While many companies provide a disability policy for their employees, the coverage ends if you leave that job for any reason. It is a good idea to make your own arrangements and to pay the premiums on your personal disability policy.
NOTE: The insurance industry has recently gone through unstable times. You may gain some added assurance by buying all of your policies from an established company that has been doing business in your state for a long time.
Health Care Directives
While you are updating all of your insurance policies, consider preparing health care directives. A health care proxy, also called an advance medical directive, deals with the kinds of life-sustaining measures that are acceptable to you. This legal document can relieve your spouse and other relatives of a terrible burden and give you the peace of mind of knowing that you will be able to die with dignity.
Each state has it's own regulations concerning these directives.
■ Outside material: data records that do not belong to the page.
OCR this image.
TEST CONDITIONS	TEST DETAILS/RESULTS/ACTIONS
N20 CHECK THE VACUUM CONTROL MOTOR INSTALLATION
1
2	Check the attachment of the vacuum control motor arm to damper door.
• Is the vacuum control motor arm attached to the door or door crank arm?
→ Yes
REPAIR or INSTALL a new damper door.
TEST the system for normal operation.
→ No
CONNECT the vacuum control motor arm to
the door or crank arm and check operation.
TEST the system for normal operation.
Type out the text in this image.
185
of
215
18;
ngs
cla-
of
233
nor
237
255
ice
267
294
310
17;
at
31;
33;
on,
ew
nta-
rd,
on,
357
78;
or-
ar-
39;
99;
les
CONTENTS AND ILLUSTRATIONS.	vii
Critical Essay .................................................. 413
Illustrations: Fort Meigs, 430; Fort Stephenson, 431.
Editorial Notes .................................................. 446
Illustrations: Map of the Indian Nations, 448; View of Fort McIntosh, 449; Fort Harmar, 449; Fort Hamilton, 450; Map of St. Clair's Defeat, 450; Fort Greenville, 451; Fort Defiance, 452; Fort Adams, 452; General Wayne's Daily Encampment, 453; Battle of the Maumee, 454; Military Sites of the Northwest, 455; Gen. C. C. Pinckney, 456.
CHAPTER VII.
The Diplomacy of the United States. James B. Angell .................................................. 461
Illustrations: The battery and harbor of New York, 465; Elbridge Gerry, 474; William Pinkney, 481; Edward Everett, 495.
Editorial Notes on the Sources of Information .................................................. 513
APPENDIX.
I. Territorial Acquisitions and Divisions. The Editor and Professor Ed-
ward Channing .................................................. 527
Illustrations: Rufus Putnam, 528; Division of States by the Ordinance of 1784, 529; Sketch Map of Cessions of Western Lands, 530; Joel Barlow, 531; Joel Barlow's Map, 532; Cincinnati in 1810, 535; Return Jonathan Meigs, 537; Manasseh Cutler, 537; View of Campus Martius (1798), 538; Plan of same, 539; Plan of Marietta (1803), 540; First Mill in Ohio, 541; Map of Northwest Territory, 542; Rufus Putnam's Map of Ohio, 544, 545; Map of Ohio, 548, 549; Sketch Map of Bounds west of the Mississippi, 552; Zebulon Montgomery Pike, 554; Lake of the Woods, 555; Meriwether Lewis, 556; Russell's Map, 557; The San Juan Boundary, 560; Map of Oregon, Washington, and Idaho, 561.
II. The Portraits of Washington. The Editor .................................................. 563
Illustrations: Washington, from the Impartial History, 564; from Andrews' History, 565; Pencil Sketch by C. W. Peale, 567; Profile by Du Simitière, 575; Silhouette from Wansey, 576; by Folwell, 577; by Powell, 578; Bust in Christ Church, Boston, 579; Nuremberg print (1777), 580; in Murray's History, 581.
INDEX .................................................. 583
For a free copy of the official form for your state, send a stamped, self-addressed envelope to The Society for the Right to Die, Dept. NL, Suite 831, 250 West 57th Street, New York, NY 10107. If you already have a health care proxy, there are two issues to consider. First, is the health care proxy written for the state in which you currently reside? Second, who is the person designated to act as your proxy? Not all states automatically remove legal powers, previously designated to a spouse, upon completion of a divorce. If you do not want a former spouse to continue with health care proxy authority, make sure that authority previously given is properly revoked.
Use your portable Master File box while you are accumulating these pieces of financial information and to store copies of the completed policies and medical directives.
* Dr. Engel is the President of the Stepfamily Association of America. This article first appeared in Bride Again magazine, Fall 1999. Permission granted for use on the SAA web site by Bride Again magazine.